The Build vs. Buy Decision in Practice 10:41

  • Analogy to broader software decisions (e.g., Stripe builds core billing by hand, uses platforms for non-core needs).
  • As companies scale, they may shift commodity or high-volume work to managed agent platforms, retaining hand-built solutions for areas of differentiation.
  • Example: Cursor would hand-build core product logic, but might use agent platforms for peripheral operations.

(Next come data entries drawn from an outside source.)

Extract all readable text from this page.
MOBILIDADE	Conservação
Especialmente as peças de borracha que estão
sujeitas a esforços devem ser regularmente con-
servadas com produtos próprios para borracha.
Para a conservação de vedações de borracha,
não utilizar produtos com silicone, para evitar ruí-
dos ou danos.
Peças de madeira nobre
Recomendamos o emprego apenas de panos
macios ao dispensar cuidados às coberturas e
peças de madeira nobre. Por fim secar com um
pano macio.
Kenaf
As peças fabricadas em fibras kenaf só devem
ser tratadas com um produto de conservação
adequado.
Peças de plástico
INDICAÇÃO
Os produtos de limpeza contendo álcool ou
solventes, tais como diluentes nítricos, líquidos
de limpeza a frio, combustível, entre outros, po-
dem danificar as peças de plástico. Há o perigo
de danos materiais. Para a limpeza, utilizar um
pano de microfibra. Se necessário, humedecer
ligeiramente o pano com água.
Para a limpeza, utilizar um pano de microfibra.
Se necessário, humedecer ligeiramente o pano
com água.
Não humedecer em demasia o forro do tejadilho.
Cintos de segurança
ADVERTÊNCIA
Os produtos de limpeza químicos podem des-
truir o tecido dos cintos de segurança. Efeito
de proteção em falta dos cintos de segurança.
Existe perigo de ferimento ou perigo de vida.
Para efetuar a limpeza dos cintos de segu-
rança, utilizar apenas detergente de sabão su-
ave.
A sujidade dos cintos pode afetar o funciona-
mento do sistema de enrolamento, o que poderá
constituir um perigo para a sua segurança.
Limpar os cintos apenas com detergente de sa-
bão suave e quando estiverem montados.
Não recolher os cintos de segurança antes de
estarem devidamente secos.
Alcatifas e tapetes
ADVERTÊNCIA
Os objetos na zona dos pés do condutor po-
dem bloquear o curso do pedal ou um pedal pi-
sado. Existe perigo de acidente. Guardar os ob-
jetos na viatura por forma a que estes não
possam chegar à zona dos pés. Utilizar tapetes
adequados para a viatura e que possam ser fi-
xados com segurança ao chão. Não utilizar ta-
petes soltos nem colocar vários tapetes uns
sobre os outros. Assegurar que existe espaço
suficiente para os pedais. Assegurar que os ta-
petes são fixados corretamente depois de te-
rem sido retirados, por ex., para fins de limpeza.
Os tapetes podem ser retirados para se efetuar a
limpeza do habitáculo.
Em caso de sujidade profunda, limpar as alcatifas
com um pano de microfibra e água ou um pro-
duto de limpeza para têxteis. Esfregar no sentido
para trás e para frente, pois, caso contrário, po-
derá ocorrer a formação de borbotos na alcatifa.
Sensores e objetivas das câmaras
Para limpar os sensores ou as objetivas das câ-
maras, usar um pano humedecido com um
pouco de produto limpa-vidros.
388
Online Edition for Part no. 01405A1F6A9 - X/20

Real-world Impacts and Business Value of Agents 12:03

  • Companies like AWS are leveraging agents to automate routine business processes.
  • ClickUp saved $200,000+ in vendor costs and avoided large headcount increases by building on Retool.
  • Descript saves hundreds of hours weekly through 50 internal apps built with agentic tools.
  • Retool reports automating over 100 million hours of work cumulatively for customers.
  • Automating routine work frees up humans for creative and strategic efforts, drawing a parallel with the democratizing impact of the printing press.
  • Mass adoption of agents is expected to enhance team capabilities and drive global productivity growth.

Industry Trends: Costs and Adoption 13:05

  • AI inference costs have dropped dramatically: 99.7% reduction in per-token cost from 2022 to 2024.
  • Retool’s cheapest agent now costs $3/hour, with expectations for costs to decrease further.
  • Google searches for “AI agents” increased by 11x over 16 months, indicating surging interest and adoption.

Closing Thoughts and Q&A 14:09

  • There’s no universal solution for automating all business processes; focus should be on using agents where they create the most leverage.
  • Retool’s internal philosophy is to build as much as possible using their own platform, building custom solutions only when necessary.
  • On-premises support for Retool agents is being added, including for airgapped environments, in response to customer needs for more secure deployments.